ÉRADIQUER LE VIH – LES DÉFIS

Par: Réjean Thomas, MD, CM, OQ

La lutte contre le VIH a connu des développements marquants et des avancées exceptionnelles en un temps record, car les progrès réalisés à ce jour peuvent permettre d’éradiquer le VIH. Mais pour y parvenir réellement et de façon durable, il reste encore bien des défis à relever dans plusieurs domaines.

Depuis quelques années, la prévention du VIH est devenue plus complexe. L’accessibilité à la prophylaxie post-exposition (PPE – pour éviter de contracter le virus après y avoir été exposé) et la prophylaxie pré-exposition (PrEP – prévenir la transmission du VIH chez les personnes à risque élevé de le contracter) a permis de diversifier les moyens de prévention. Aujourd’hui la prévention n’est plus basée uniquement sur les comportements (usage du condom) : nous sommes passés à une approche biomédicale qui porte fruit.

La PrEP s’est avérée une stratégie de prévention très innovante et extrêmement efficace, en témoignent les chiffres : en 2017, le nombre de cas de VIH a baissé de 35% à Montréal parmi les hommes ayant des relations sexuelles avec d’autres hommes. Bien que ceci ait un impact majeur sur le plan de la santé publique, le renforcement de cette stratégie auprès des populations à risque élevé face au VIH demeure un des défis majeurs de la prévention.

Déployer davantage la PrEP signifie la faire connaître tant auprès des personnes à risque et pouvant en bénéficier que des médecins susceptibles de la prescrire.
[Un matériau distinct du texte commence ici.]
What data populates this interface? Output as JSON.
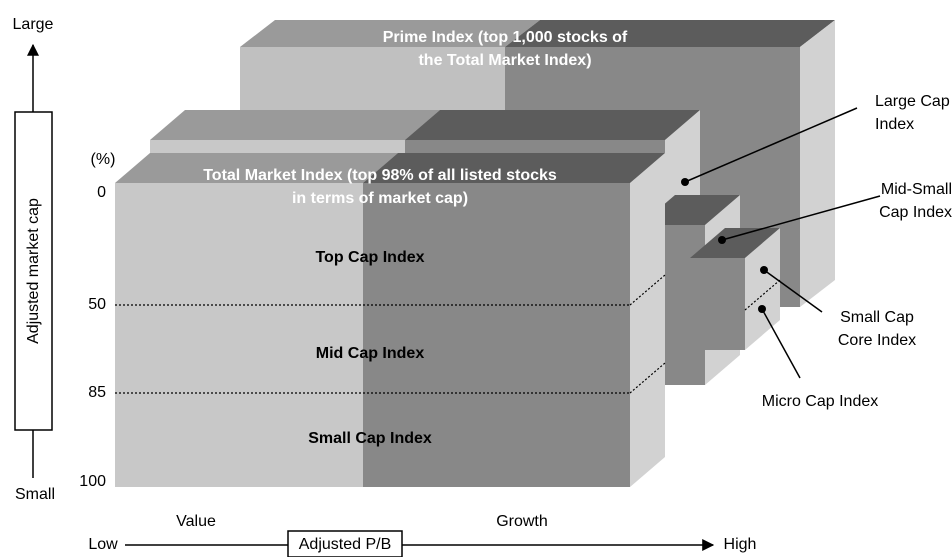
{
  "axis_left": {
    "top": "Large",
    "bottom": "Small",
    "label": "Adjusted market cap"
  },
  "scale": {
    "unit": "(%)",
    "ticks": [
      0,
      50,
      85,
      100
    ]
  },
  "prime_index": {
    "lines": [
      "Prime Index (top 1,000 stocks of",
      "the Total Market Index)"
    ]
  },
  "total_market_index": {
    "lines": [
      "Total Market Index (top 98% of all listed stocks",
      "in terms of market cap)"
    ]
  },
  "segments": [
    "Top Cap Index",
    "Mid Cap Index",
    "Small Cap Index"
  ],
  "callouts": [
    {
      "lines": [
        "Large Cap",
        "Index"
      ]
    },
    {
      "lines": [
        "Mid-Small",
        "Cap Index"
      ]
    },
    {
      "lines": [
        "Small Cap",
        "Core Index"
      ]
    },
    {
      "lines": [
        "Micro Cap Index"
      ]
    }
  ],
  "axis_bottom": {
    "low": "Low",
    "value": "Value",
    "label": "Adjusted P/B",
    "growth": "Growth",
    "high": "High"
  }
}
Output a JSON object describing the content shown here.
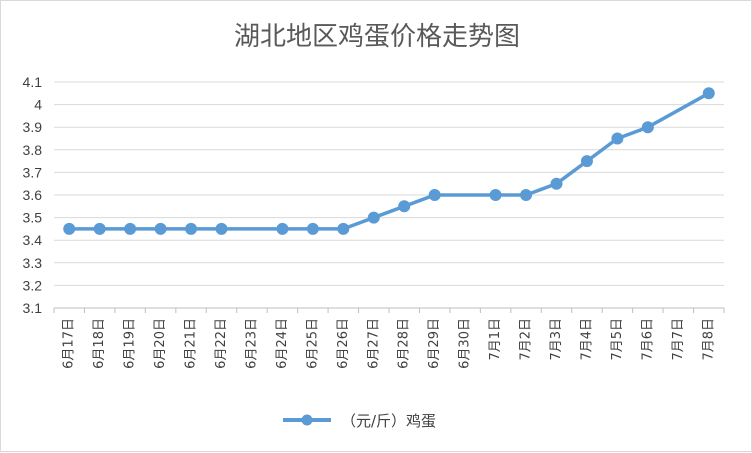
{
  "chart_data": {
    "type": "line",
    "title": "湖北地区鸡蛋价格走势图",
    "categories": [
      "6月17日",
      "6月18日",
      "6月19日",
      "6月20日",
      "6月21日",
      "6月22日",
      "6月23日",
      "6月24日",
      "6月25日",
      "6月26日",
      "6月27日",
      "6月28日",
      "6月29日",
      "6月30日",
      "7月1日",
      "7月2日",
      "7月3日",
      "7月4日",
      "7月5日",
      "7月6日",
      "7月7日",
      "7月8日"
    ],
    "series": [
      {
        "name": "（元/斤）鸡蛋",
        "color": "#5b9bd5",
        "values": [
          3.45,
          3.45,
          3.45,
          3.45,
          3.45,
          3.45,
          null,
          3.45,
          3.45,
          3.45,
          3.5,
          3.55,
          3.6,
          null,
          3.6,
          3.6,
          3.65,
          3.75,
          3.85,
          3.9,
          null,
          4.05
        ]
      }
    ],
    "ylim": [
      3.1,
      4.1
    ],
    "yticks": [
      "3.1",
      "3.2",
      "3.3",
      "3.4",
      "3.5",
      "3.6",
      "3.7",
      "3.8",
      "3.9",
      "4",
      "4.1"
    ],
    "grid": true,
    "legend_position": "bottom"
  }
}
Il est nécessaire de diffuser plus largement cette information. La perception de la PrEP a pu, également, limiter son usage car on associe trop souvent PrEP et recrudescence des ITS. Au contraire, la PrEP et son suivi doivent être considérés comme des atouts en ce qu’ils sont l’occasion pour les personnes à risque élevé face aux ITS d’effectuer un dépistage régulièrement (tous les trois mois). Par ailleurs, il faut se souvenir que la prévention ne saurait être efficace sans être intégrée à une perspective globale de la santé.

La vulnérabilité sociale demeure un facteur fondamental de la transmission du VIH, par la précarité, la discrimination, l’homophobie, le manque d’estime de soi, autant d’éléments qui alimentent l’épidémie.

Les barrières au dépistage et à l’accès au traitement sont multiples; la vulnérabilité sociale y contribue activement.
Chaque année, globalement, 25% des cas de VIH sont diagnostiqués à un stade avancé de la maladie, ce qui signifie que les personnes se font diagnostiquer tardivement. C’est pourquoi, il faut accroître l’accessibilité du test de dépistage du VIH de façon à réduire la proportion de ceux qui ne connaissent pas leur statut (estimée à 20%), mettre les personnes séropositives au VIH sous traitement le plus rapidement possible de façon à ce que leur charge virale soit indétectable et, ultimement, éradiquer le VIH.

L’accessibilité au test est reliée à l’absence de mesures coercitives vis-à-vis du statut sérologique. À cet égard, le gouvernement canadien a bien reçu les commentaires des milieux communautaire et scientifique contre la criminalisation de la séropositivité. Le 1er décembre dernier, la ministre fédérale de la Justice annonçait de nouvelles directives, basées sur des données probantes, afin de limiter les poursuites criminelles contre les personnes vivant avec le VIH et omettant de divulguer leur statut à un partenaire sexuel.

Il faut se rappeler que le VIH est une ITS. Comme pour les autres ITS, le traitement devrait être gratuit, car bien que le Québec bénéficie d’un bon système d’assurance médicaments, certaines personnes retardent ou arrêtent le traitement pour des raisons financières. La PrEP, à titre de traitement préventif, devrait être gratuite pour les jeunes et les personnes ayant des difficultés financières. Nous disposons de tous les moyens scientifiques (dépistage, traitement rapide, PEP, PrEP et condoms) pour éradiquer le VIH à Montréal. Il faut maintenant une volonté politique.